While Heathrow and airlines used to hold crisis meetings to discuss how to lobby the government around travel restrictions, airlines have instead started to meet to “war game” how to battle Heathrow, according to a person familiar with the discussions.

There is an expectation among some within the industry that the matter could end up in court, one person said.

However, Chris Annetts, Heathrow’s director of strategy, downplayed the tensions, and said debates over airport charges “come and go, generating a lot of heated commentary along the way”.

“Airports and airlines work more closely together than commercial partners in most other industries,” he said.

Other airports have also floated plans to increase charges, including Amsterdam Airport Schiphol, which is pushing for a 37 per cent rise, as well as South African and Canadian airports, according to Iata.

One executive at a major European airport investor said that after two years, investors were beginning to chafe at having to bear significant losses in regulated industries that were designed at privatisation to offer low-return but low-risk investments.

A traveller scans a boarding pass at Amsterdam’s Schiphol airport
Schiphol airport is one of the many hubs pushing for higher landing fees © Koen van Weel/ANP/AFP/Getty

Olivier Jankovec, director-general of ACI Europe, the airport trade body, believes that airlines have yet to accept a decades-old shift in the aviation industry, with half of Europe’s airports privatised and facing their own commercial considerations.

“Airports have their own shareholders to remunerate and are no longer recipients of massive public funding.
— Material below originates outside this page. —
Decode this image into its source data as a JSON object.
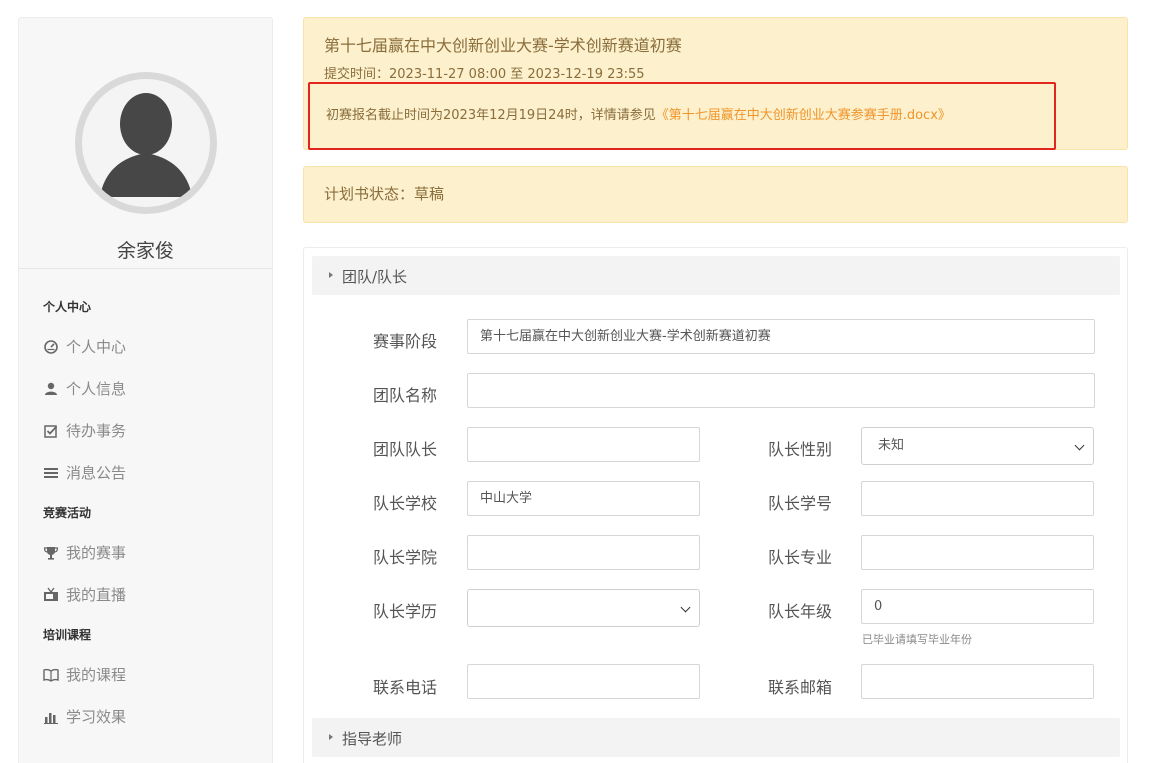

There has been a fundamental transformation and change that Iata has not come close to accepting and recognising . . . they want it to go back to their good old days when airports were used as instruments of subsidisation for airlines,” he said.

But while some hub airports have been confident enough to raise fees during the crisis, the dynamic is reversed for smaller airports with less bargaining power.

They have come under relentless pressure from airlines, which have used the crisis to redraw their networks, and have insisted many smaller airports cut their fees, sometimes to zero, if they want any business.

These airports then have to rely on other revenue streams, including retail, food and drink, and car parking to survive. Others receive government subsidy and are treated as loss leaders to encourage tourism or economic development.

Ryanair, Europe’s biggest airline, this month announced it would close its base at Frankfurt and move five aircraft to airports that had agreed to lower their charges to stimulate demand.

“Efficient operations and competitive airport fees provide the foundation from which Ryanair can deliver long-term traffic growth and increased connectivity for airports and regions,” said Jason McGuinness, Ryanair’s director of commercial.

Another airport that has chosen to work with airlines on landing charges is London City Airport, which is popular with business travellers given its proximity to central London.

“In some areas, you can see relationships coming under strain. That is certainly something that we have sought to avoid,” said Robert Sinclair, London City’s chief executive.

Gatwick, another airport with limited leverage given how many airlines have suspended operations there during the pandemic, has said its landing charges will rise along with inflation.

Ultimately, some industry executives believe the pandemic has undercut the regulatory system in place at busy airports such as Heathrow, where costs are divided per passenger.

But few expect the industry to be able to coalesce around a new funding model at a time of severe financial stress.

“They can’t live with and can’t live without each other,” said Strickland.